Un mattino avevo in mente di organizzarmi un giorno diverso dagli altri, stavo andando a fare il piercing, ma in pochi minuti la mia vita è cambiata in modo drastico, perché sono stata bloccata dai carabinieri per un controllo ed hanno visto che ero la ragazza che loro cercavano. Portata in questura mi hanno detto in poco tempo: “Va in carcere!” ed io non sapevo nulla del carcere, sono passati sette anni da quel giorno.

Dopo questi sette anni ho deciso di scrivere in questo giornale, di raccontare tutta la mia esperienza bella e brutta: “bella” da imparare per me, “brutta” per evitare e correggere.

In questi sette anni ho sopravvissuto in molte carceri, per le più svariate ragioni con qualche mia colpa. I primi anni erano sopportabili anche se ero dentro, ho trovato gente buona e la mia famiglia era molto vicina. Mi ricordo ancora un bellissimo giorno quando ho conosciuto Monica, una ragazza astuta e dolce nello stesso tempo, sono stata con lei quattro anni della mia vita, per me erano giornate sempre piene di sole.

Dopo, un giorno di giugno mi hanno portato via da lei e la mia vita è cambiata del tutto, sono diventata aggressiva, etc. La Monica che stava con me non mi faceva pesare la gabbia, ma mi rendeva molto felice, libera da ogni pensiero. Mi hanno strappato dal lei come se si strappasse un figlio alla propria madre, le cose che pensavo dovessero andare, non sono andate.

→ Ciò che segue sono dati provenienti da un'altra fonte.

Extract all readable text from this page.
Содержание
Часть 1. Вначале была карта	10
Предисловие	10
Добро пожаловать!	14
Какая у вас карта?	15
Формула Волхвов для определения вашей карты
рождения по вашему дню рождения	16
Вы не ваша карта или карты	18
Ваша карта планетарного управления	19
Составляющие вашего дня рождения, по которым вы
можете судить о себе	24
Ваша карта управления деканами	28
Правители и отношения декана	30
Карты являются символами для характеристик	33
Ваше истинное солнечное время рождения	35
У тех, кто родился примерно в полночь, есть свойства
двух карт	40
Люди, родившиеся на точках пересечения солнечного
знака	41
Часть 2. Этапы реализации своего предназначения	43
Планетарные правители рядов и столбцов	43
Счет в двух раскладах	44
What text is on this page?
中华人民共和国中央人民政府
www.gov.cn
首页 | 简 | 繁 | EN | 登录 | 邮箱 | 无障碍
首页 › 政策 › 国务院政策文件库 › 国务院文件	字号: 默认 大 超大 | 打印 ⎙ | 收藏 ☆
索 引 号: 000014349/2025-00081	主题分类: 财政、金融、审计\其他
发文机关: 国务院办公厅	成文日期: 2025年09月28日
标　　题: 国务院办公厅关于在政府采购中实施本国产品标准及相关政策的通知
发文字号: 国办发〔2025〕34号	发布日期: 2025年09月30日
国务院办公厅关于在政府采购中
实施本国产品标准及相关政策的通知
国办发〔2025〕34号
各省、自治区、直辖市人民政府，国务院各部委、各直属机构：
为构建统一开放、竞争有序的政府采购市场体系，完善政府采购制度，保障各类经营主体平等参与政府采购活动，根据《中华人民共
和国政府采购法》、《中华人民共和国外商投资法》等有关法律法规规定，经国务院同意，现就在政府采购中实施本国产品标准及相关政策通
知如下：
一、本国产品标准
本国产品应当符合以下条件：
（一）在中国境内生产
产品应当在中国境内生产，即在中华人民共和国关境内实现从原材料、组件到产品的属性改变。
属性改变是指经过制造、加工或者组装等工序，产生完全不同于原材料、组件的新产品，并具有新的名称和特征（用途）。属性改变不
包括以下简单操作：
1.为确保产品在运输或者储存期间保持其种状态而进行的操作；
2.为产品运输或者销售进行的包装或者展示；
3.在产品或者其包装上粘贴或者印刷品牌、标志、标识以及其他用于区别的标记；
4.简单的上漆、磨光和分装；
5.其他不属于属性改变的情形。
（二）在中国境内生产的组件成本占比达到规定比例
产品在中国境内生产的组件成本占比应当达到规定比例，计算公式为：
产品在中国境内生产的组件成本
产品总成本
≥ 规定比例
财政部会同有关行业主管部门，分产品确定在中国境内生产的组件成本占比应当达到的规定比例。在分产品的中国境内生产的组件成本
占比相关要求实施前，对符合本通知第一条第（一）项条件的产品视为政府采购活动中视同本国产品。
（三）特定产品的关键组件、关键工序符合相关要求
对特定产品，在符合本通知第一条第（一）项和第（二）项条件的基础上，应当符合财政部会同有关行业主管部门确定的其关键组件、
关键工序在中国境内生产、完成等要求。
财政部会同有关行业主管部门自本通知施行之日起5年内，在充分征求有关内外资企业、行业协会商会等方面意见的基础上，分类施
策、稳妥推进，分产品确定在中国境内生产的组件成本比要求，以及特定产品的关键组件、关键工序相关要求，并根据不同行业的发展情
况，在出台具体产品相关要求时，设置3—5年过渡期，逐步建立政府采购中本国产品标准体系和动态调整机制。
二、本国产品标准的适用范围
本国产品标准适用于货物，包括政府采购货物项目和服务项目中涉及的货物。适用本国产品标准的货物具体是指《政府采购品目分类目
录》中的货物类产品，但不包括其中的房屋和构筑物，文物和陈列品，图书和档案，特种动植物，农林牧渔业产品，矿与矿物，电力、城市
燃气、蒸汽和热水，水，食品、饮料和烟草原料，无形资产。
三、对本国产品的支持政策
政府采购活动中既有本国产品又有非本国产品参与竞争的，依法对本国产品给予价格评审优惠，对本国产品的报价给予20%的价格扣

La mia vita si è stravolta in un incubo atroce, sono andata a Verona, dove per essere trasferita ancora una volta ho dovuto mettere le mani addosso a una ragazza.

Trasferita a Belluno per me tutto era buio, due anni d’inferno, di paure, e sola in una cella fredda e oscura dove non si potevano attaccare neanche manifesti del genere cantanti, etc.

In un pomeriggio di lavoro mi hanno detto: “Prepara la roba che vieni trasferita”. La mia vita era diventata un pacco postale, direzione Venezia. Per me tutto era nuovo, confuso, con gente che mi girava attorno ed io nervosa perché non ero più abituata; però passando il tempo mi ero abituata anche a quella confusione.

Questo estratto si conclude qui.